Whatever Holly saw in that reflection, she couldn't bear to acknowledge it. Perhaps because acknowledging it would mean examining her own behavior toward trans people. So she did what people often do when confronted with uncomfortable truths about themselves - she projected. She accused the mirror of narcissism. She diagnosed the mirror with personality disorders. She declared the mirror lacked empathy.
This is why satire is such a powerful device, and the most telling thing about it is not the satirical piece itself, but how people respond to it. The response often reveals far more about the reader than the satire itself ever could. Satire acts as a litmus test for people's actual beliefs and biases - and Holly's reaction tells us everything.
Looking back to Holly’s comment, in trying to prove trans people lack theory of mind, they revealed their own inability to understand trans experiences. In accusing us of Cluster B disorders, they displayed the very traits they projected onto us. In warning they'd be blocked for "critical views," they engaged in deliberate disrespect that would get them blocked anywhere civil discourse is valued.
The satirical mirror showed Holly something about herself she couldn't accept, so she shattered it with accusations and diagnoses. But here's the thing about mirrors - breaking them doesn't change what they reflected.
Sometimes the best response to satire isn't analysis, it's becoming a living example of what's being satirized. In that sense, Holly didn't just miss the point; they became it.
And that, dear readers, is why we keep writing. Not for the Hollys of the world, who've already decided we're the enemy. But for the trans kids reading their parents' words in pieces like the original2, seeing their pain dismissed as narcissism, their existence reduced to ideology.

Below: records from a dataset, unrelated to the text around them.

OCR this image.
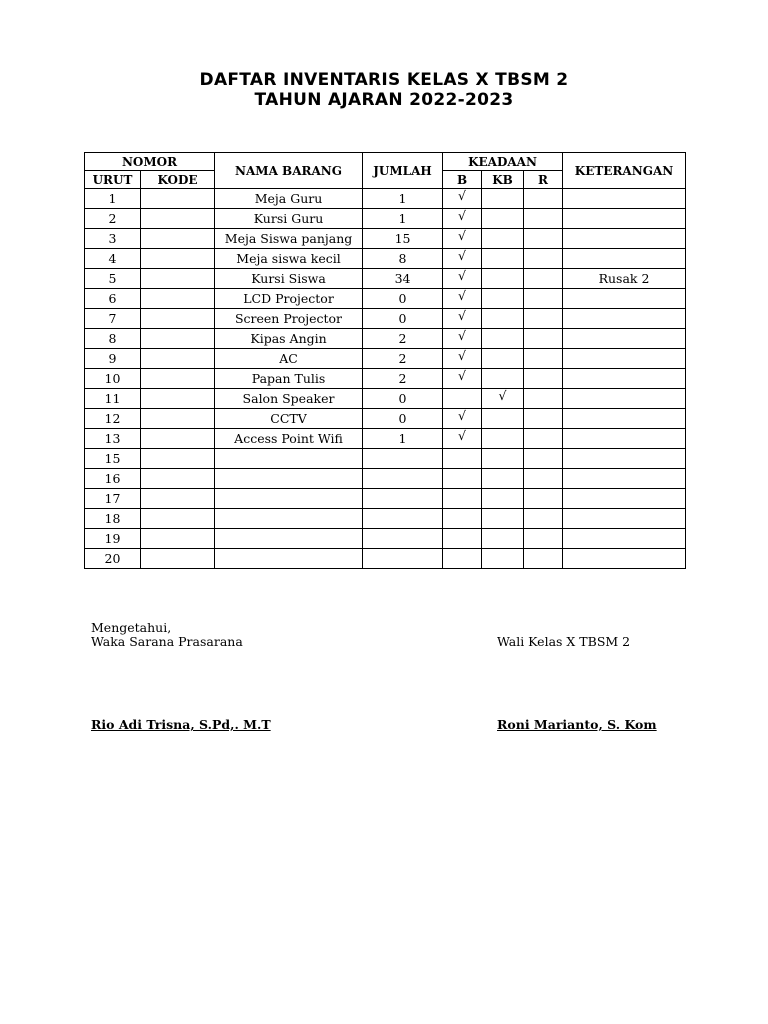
DAFTAR INVENTARIS KELAS X TBSM 2
TAHUN AJARAN 2022-2023
NOMOR		NAMA BARANG	JUMLAH	KEADAAN			KETERANGAN
URUT	KODE			B	KB	R	
1		Meja Guru	1	√			
2		Kursi Guru	1	√			
3		Meja Siswa panjang	15	√			
4		Meja siswa kecil	8	√			
5		Kursi Siswa	34	√			Rusak 2
6		LCD Projector	0	√			
7		Screen Projector	0	√			
8		Kipas Angin	2	√			
9		AC	2	√			
10		Papan Tulis	2	√			
11		Salon Speaker	0		√		
12		CCTV	0	√			
13		Access Point Wifi	1	√			
15							
16							
17							
18							
19							
20							
Mengetahui,
Waka Sarana Prasarana	Wali Kelas X TBSM 2
Rio Adi Trisna, S.Pd,. M.T	Roni Marianto, S. Kom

For them, we hold up mirrors. Even when some people refuse to see what's reflected back.
Special thanks to Holly MathNerd for providing such a perfect demonstration of my satirical thesis. No additional research was required.
See “A Modest Proposal" by Jonathan Swift.
Like the ones I included at the end of the article in that screenshot - the ones being systematically removed from comment sections while parent testimonials remain untouched. Only empathy for these parents is valid, apparently.
"See? Trans people can't take criticism!"
Which translates to "We (terfs, the "gender critical" crowd, and other assorted hoo-hahs) can degrade you, call you names, say you're sick - but you can't say nuthin' 'bout us!"
Why? "Because if you say nothing, you're admitting we're right and if you object, you being upset *proves* we're right."
As you note, not the first time we have seen this line of "argument."